Di dalam Pancasila dan Konstitusi UUD 1945 warga negara Indonesia berhak mendapatkan persamaan dalam hukum dan
pemerintahan, pekerjaan dan penghidupan layak, kemerdekaan berserikat dan
berkumpul, kemerdekaan mengeluarkan pikiran dengan lisan dan tulisan,
kemerdekaan memeluk agama dan beribadat menurut agamanya, berhak ikut serta
dalam usaha pembelaan negara, berhak mendapat pengajaran, berhak memajukan
kebudayaan, berhak atas kemakmuran, serta fakir miskin dan anak-anak yang terlantar
dipelihara oleh negara.
Dalam sidang Majelis Umum PBB di New
York pada 20-29 September 2016 yang lalu, Indonesia dituding telah melanggar
HAM. Pernyataan tersebut disampaikan oleh Perdana Menteri Kepulauan Solomon, Manasseh Sovagare, Presiden
Republik Kepulauan Marshall, Hilde Heine, Perdana Menteri Tuvalu, Enele Sosene
Sopoaga, Perdana Menteri Republik Vanuatu, Charlot Salwai Tabimasmas,
Perwakilan Tetap Palau, Caleb Otto dan Presiden Republik Nauru, Baron Divavesi
Waqa.
Presiden Republik Kepulauan Marshall, Hilde Heine mengatakan Pentingnya HAM
bagi negaranya, dirinya meminta Dewan HAM PBB memulai penyelidikan yang
kredibel dan independen terhadap pelanggaran HAM berat yang terjadi di Papua
Barat.

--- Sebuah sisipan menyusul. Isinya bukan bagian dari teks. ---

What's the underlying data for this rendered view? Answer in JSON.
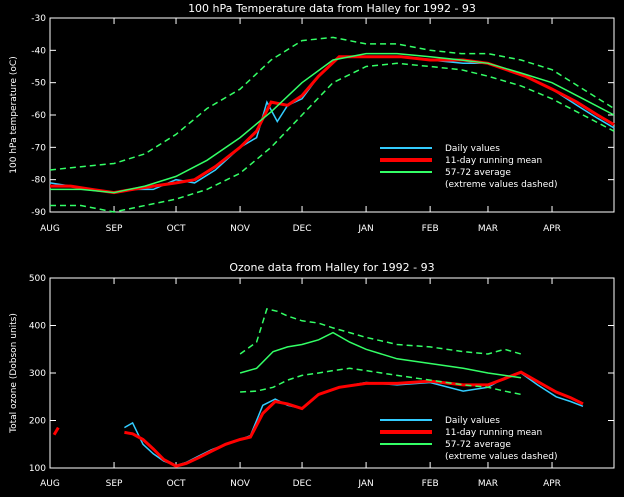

Perdana Menteri Kepulauan
Solomon mengatakan prihatin
atas pelanggaran HAM di Papua dan Papua Barat, provinsi di Indonesia sebagai
Ketua Malanesian Spearhead Group
(MSG) termasuk Indonesia sebagai Associate
Member dan United Liberation movement of West Papua.
Kepulauan Solomon
menegaskan akan adanya kebutuhan akan keterlibatan untuk mengatasi pelanggaran
HAM di West Papua konstruktif dengan Indonesia dan berharap bisa bekerja sama
dengan Indonesia.
Kemudian Perdana Menteri Tuvalu mengatakan dengan
tegas PBB yang besar ini tidak dapat dan tidak bisa terus menerus diabaikan
badan ini harus memperhitungkan dan tidak boleh bersembunyi di balik topeng dan
kedaulatan sebagai alat untuk tidak bertindak. PBB harus bertindak terkait isu
ini dan mencari solusi yang bisa dikerjakan untuk memberi otonomi bagi
masyarakat asli West Papua.
PM
Republik Vanuatu berseru menjelaskan dan mengatakan Dekolonisasi masih menjadi
masalah besar yang membutuhkan upaya bersama. Dalam rangka mewujudkan hak
menentukan nasib sendiri. Sebagai suatu klenyataan seperti yang telah
dimandatkan Piagam PBB. Kita harus tunjukan solidaritas dan komitmen kita untuk
menghapuskan kolonialisme dalam segala bentuknya. Referendum yang akan segera
dilaksanakan memberikan hasil yang adil, transparan dan menenangkan. Oleh
karena itu rakyat Kaledonia diharapkan dapat memilih dengan bebas masa depan
dan nasibnya sendiri. Persoalan HAM adalah agenda tertinggi PBB. Untuk mendesak
kata-kata ini menjadi tindakan nyata. Masalah HAM di West Papua masih belum
teratasi. Saya ingin sekali lagi menegaskan di sini seperti para pendahulu
saya, untuk mendesak PBB mengambil tindakan kongkrit untuk persoalan ini.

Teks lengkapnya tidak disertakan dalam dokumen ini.